Wednesday, June 06, 2007

Constitutional Prohibition Doesn't Stop Double-Dipping

The Indiana Constitution specifically provides that "no person may hold more than one lucrative office at the same time, except as expressly permitted in this Constitution." The constitutional prohibition is often raised in the context where a government employee seeks to hold an elected job while continuing service as a government employee. A recent decision by the Indiana Court of Appeals instructs as that a deputy sheriff can simultaneously hold an elected office--in this case--county commissioner.

In the case of Thompson v. Hays, a Scott County resident challenged the right of a Scott County Deputy Sheriff to hold a county commissioner's job to which he was elected at the same time he served as a deputy sheriff. The citizen argued that allowing Mark Hays to serve as a county commissioner at the same time he served as a deputy violated Article II, Section 9 of the Indiana Constitution. While the Court of Appeals agreed that county commissioner represented a "lucrative office", it found that as a deputy sheriff, Hays was a county employee and not holding a "lucrative office." In a footnote to the decision, the Court pointed out that neither party had invoked a statute, I.C. 36-8-10-11(c), which specifically allows a county police officer to both seek elected public office and to serve once elected.

Interestingly, the citizen plaintiff in the Scott County case also didn't raise Article III, Section 1 of the Indiana Constitution, which prohibits a person who is charged with duties under one of the three separate branches of government from exercising any of the functions of another branch. In at least two prior Court of Appeals decision from the 1980s, the Court held that neither a county police officer nor a city police officer could serve as a county council member or city council member, respectively, because it would mean the officer was exercising legislative duties while exercising executive branch duties. As one court noted, the police officer would be "directing salaries and expenditures for himself and his fellow police officers" in violation of Article III, Section 1.

Apparently mindful of these court decisions, the legislature amended the statute governing sheriffs to allow a county police officer to run for and serve on a county council in direct violation of the constitutional prohibition. A separate statute, I.C. 36-8-3-12, was also amended to allow city police officers to run for and hold elective office. Previously, the statute only allowed them to run for office but did not address the issue of whether their service as a police officer could continue once elected to the public office. In a 1995 Court of Appeals decision, Harden v. Whipker, the Court declined to follow the earlier decision concerning Article III, Section 1 and allowed a Bartholomew County police officer to run for and serve on the county council pursuant to I.C. 36-8-10-11(c).
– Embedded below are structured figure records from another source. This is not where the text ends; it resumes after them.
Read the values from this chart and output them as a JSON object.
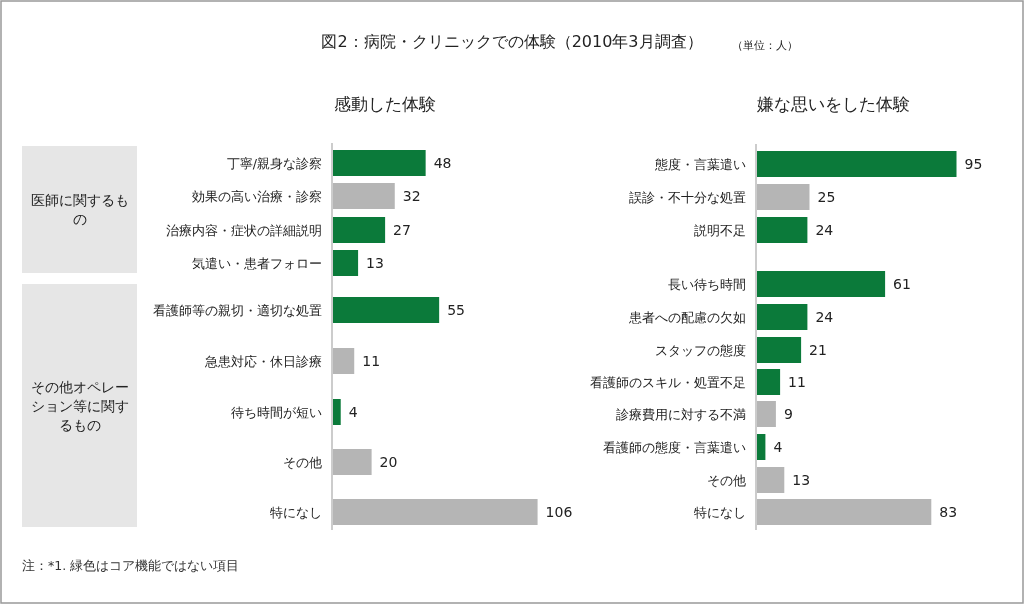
{
  "chart_data": [
    {
      "type": "other",
      "title": "図2：病院・クリニックでの体験（2010年3月調査）",
      "subtitle": "（単位：人）",
      "annotations": [
        "注：*1. 緑色はコア機能ではない項目"
      ]
    },
    {
      "type": "bar",
      "orientation": "horizontal",
      "title": "感動した体験",
      "data_labels": true,
      "categories": [
        "丁寧/親身な診察",
        "効果の高い治療・診察",
        "治療内容・症状の詳細説明",
        "気遣い・患者フォロー",
        "看護師等の親切・適切な処置",
        "急患対応・休日診療",
        "待ち時間が短い",
        "その他",
        "特になし"
      ],
      "values": [
        48,
        32,
        27,
        13,
        55,
        11,
        4,
        20,
        106
      ],
      "colors": [
        "#0b7a3a",
        "#b5b5b5",
        "#0b7a3a",
        "#0b7a3a",
        "#0b7a3a",
        "#b5b5b5",
        "#0b7a3a",
        "#b5b5b5",
        "#b5b5b5"
      ],
      "annotations": [
        "医師に関するもの",
        "その他オペレーション等に関するもの"
      ]
    },
    {
      "type": "bar",
      "orientation": "horizontal",
      "title": "嫌な思いをした体験",
      "data_labels": true,
      "categories": [
        "態度・言葉遣い",
        "誤診・不十分な処置",
        "説明不足",
        "長い待ち時間",
        "患者への配慮の欠如",
        "スタッフの態度",
        "看護師のスキル・処置不足",
        "診療費用に対する不満",
        "看護師の態度・言葉遣い",
        "その他",
        "特になし"
      ],
      "values": [
        95,
        25,
        24,
        61,
        24,
        21,
        11,
        9,
        4,
        13,
        83
      ],
      "colors": [
        "#0b7a3a",
        "#b5b5b5",
        "#0b7a3a",
        "#0b7a3a",
        "#0b7a3a",
        "#0b7a3a",
        "#0b7a3a",
        "#b5b5b5",
        "#0b7a3a",
        "#b5b5b5",
        "#b5b5b5"
      ]
    }
  ]
}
Unbelievably, the Court held that a county police officer holding the "dual positions" was not "offensive to the Indiana Constitution." It added, "In fact, Whipker's conduct is expressly permitted by statute in Indiana, and we therefore decline to disturb the trial court's judgment" allowing him to serve in both positions.

I don't agree with the holding in Harden v. Whipker in the least bit. Because of that decision, it has become common place for police officers to serve on the county councils and city councils. Here in Marion County there are at least two IMPD officers, Sherron Franklin (D) and Lincoln Plowman (R), who have been elected to the City-County Council. They in fact are able to directly participate in deciding the budget for the Department of Public Safety, which includes their own salaries and those of their fellow police officers. They in fact both voted against the police consolidation ordinance--another clear conflict of interest. I simply do not accept that this is not a violation of Article III, Section 1. A public interest group should challenge the status quo, including the constitutionality of I.C. 36-8-10-11(c) and I.C. 36-8-3-12.

5 comments:

Wilson46201 said...

IANAL but it's always been explained to me that the no two lucrative offices clause meant a person couldn't hold two or more elective offices simultaneously.

Another kicker might be the word "deputy" which implies the person has the deputized powers of an elected official. It's one thing to be a clerk in a sheriff's office, it's quite another to be a deputy sheriff.

Gary R. Welsh said...

I agree it's not a "lucrative office". That wasn't the issue I was raising, which was whether a person executing powers in the executive branch could also hold a legislative position at the same time. That is clearly what Article III, section 1 is meant to prevent, but which has been circumvented by statute.

Wilson46201 said...

How can a statute circumvent an express Constitutional provision?

Gary R. Welsh said...

I believe that's the reason I said the statute should be challenged, Wilson, because the statute can't trump the constitution.

Anonymous said...

I understand the issue. Maybe the elected office should have nothing to do with the entity the person works for. This would mean university employees, state employees, etc. could not seek state office. Police, fire, parks, etc. could not seek local office.